Ignacio de Loyola lo reconoce nada más empezar su Autobiografía: la manera de concebir su vida se caracteriza, hasta la edad de los veintiséis años, por la búsqueda del prestigio y el reconocimiento social. Tiene avidez de ello y lo pretende con voracidad, tejiendo toda una trama de ilusiones y engaños que encuentra en el poder de sus fantasías el mejor aliado.
El prestigio en cuanto reputación supone reconocimiento social de la persona, algo nada desdeñable en el contexto en el que vive Ignacio al ser la clave que sostiene el sistema de valores del momento. El prestigio, como código de conducta que es, determina un modo de proceder del que se desprende una valoración de honorabilidad. Ignacio reconoce haber sido un hombre dado a las vanidades del mundo, es decir, haber vivido conforme a un modo de proceder que le otorgaba ese reconocimiento y que le hacía considerarse a sí mismo y ser tenido por los demás como una persona de éxito. Por ello, la obtención y acrecentamiento del prestigio se traduce en búsqueda de reconocimiento social, que le llevará a la soberbia y la autosuficiencia.
En Manresa empezó a comprender lo absurda que había sido su vida hasta entonces, pues se había pasado el tiempo atiborrándose de todo aquello que le pudiera proporcionar la sensación de estar lleno de todo, y en realidad había acabado empachado de nada. Entonces se ruborizó de vergüenza al recordar cómo se había abalanzado con tanta avidez y voracidad sobre todo aquello que pudiera devorar, insaciable y descontrolado como un niño caprichoso que no para hasta conseguir lo que quiere. Y cuando esto le sucedía no atendía a razones, ya que, incapaz de poner límites, perdía incluso el sentido del respeto debido a las personas y a sí mismo.

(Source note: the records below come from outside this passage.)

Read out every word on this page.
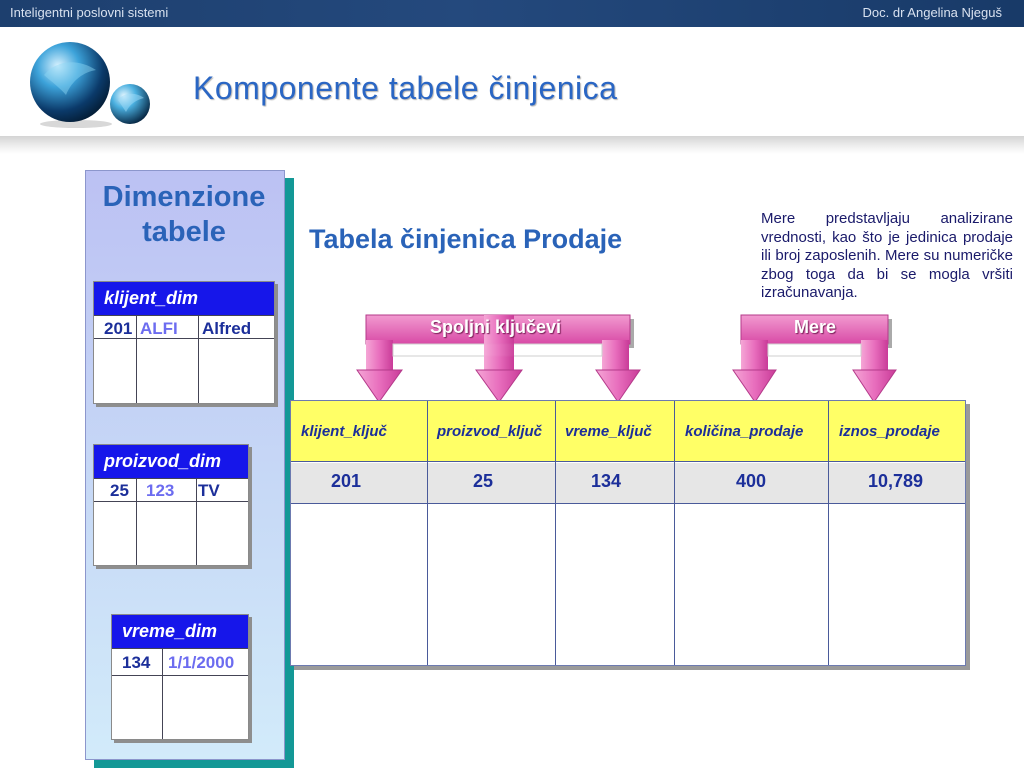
Inteligentni poslovni sistemi	Doc. dr Angelina Njeguš
Komponente tabele činjenica
Dimenzione
tabele
klijent_dim
201 ALFI Alfred
proizvod_dim
25 123 TV
vreme_dim
134 1/1/2000
Tabela činjenica Prodaje
Mere predstavljaju analizirane vrednosti, kao što je jedinica prodaje ili broj zaposlenih. Mere su numeričke zbog toga da bi se mogla vršiti izračunavanja.
Spoljni ključevi	Mere
klijent_ključ	proizvod_ključ vreme_ključ količina_prodaje iznos_prodaje
201	25	134	400	10,789
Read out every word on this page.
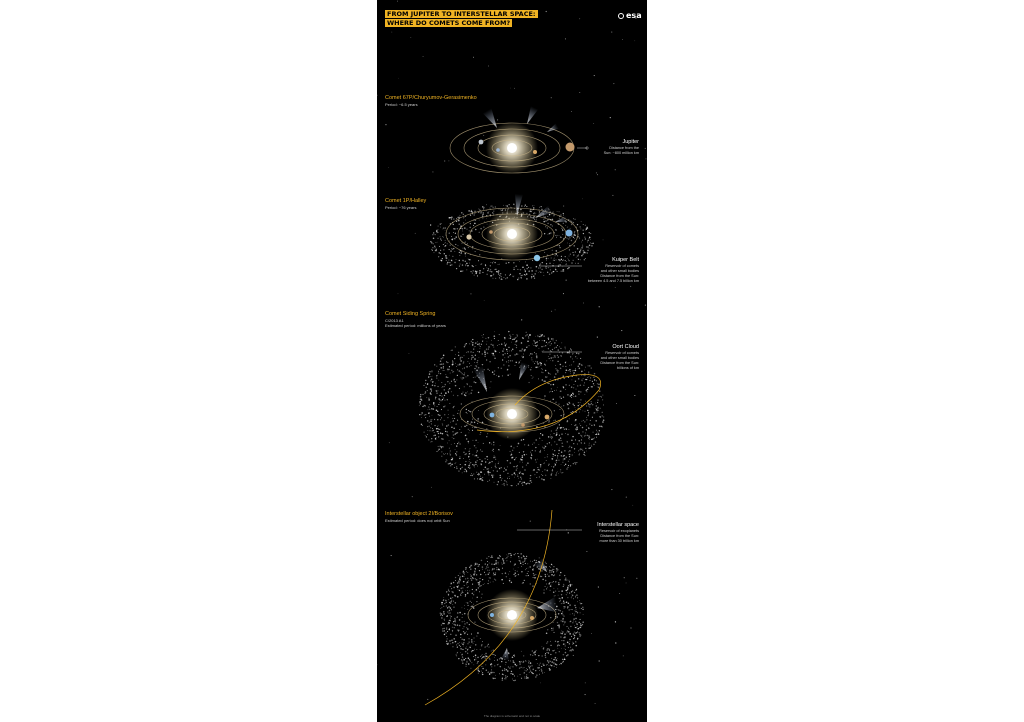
FROM JUPITER TO INTERSTELLAR SPACE:
WHERE DO COMETS COME FROM?
esa
Comet 67P/Churyumov-Gerasimenko
Period: ~6.5 years
Jupiter
Distance from the
Sun: ~800 million km
Comet 1P/Halley
Period: ~76 years
Kuiper Belt
Reservoir of comets
and other small bodies
Distance from the Sun:
between 4.5 and 7.5 billion km
Comet Siding Spring
C/2013 A1
Estimated period: millions of years
Oort Cloud
Reservoir of comets
and other small bodies
Distance from the Sun:
billions of km
Interstellar object 2I/Borisov
Estimated period: does not orbit Sun
Interstellar space
Reservoir of exoplanets
Distance from the Sun:
more than 30 trillion km
The diagram is schematic and not to scale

Por primera vez Ignacio de Loyola intuyó que podía haber otra forma de relacionarse con todo lo que le rodeaba. Hasta ahora simplemente había utilizado a las personas y a las cosas a su antojo. De ello no le quedaba la menor duda, y menos aún cuando recordaba sucesos como los acaecidos en el asedio francés de la ciudadela de Pamplona. Aquello no fue más que una puesta en escena de sus fantasías en las que se veía a sí mismo envalentonando a los soldados para entrar en combate, y a él a la cabeza, lanzando gritos y espantando al ejército enemigo.
Entonces se vio a sí mismo utilizando a todo y a todos para satisfacer sus fantasías de seductor irresistible, con tal de conseguir lo que realmente quería, y descubrió que el corazón del hombre no sólo desea ser saciado sino que más profundamente anhela poseer aquello que lo sacie, para apropiarse de ello, situándose así en la dinámica de la avidez y de la voracidad.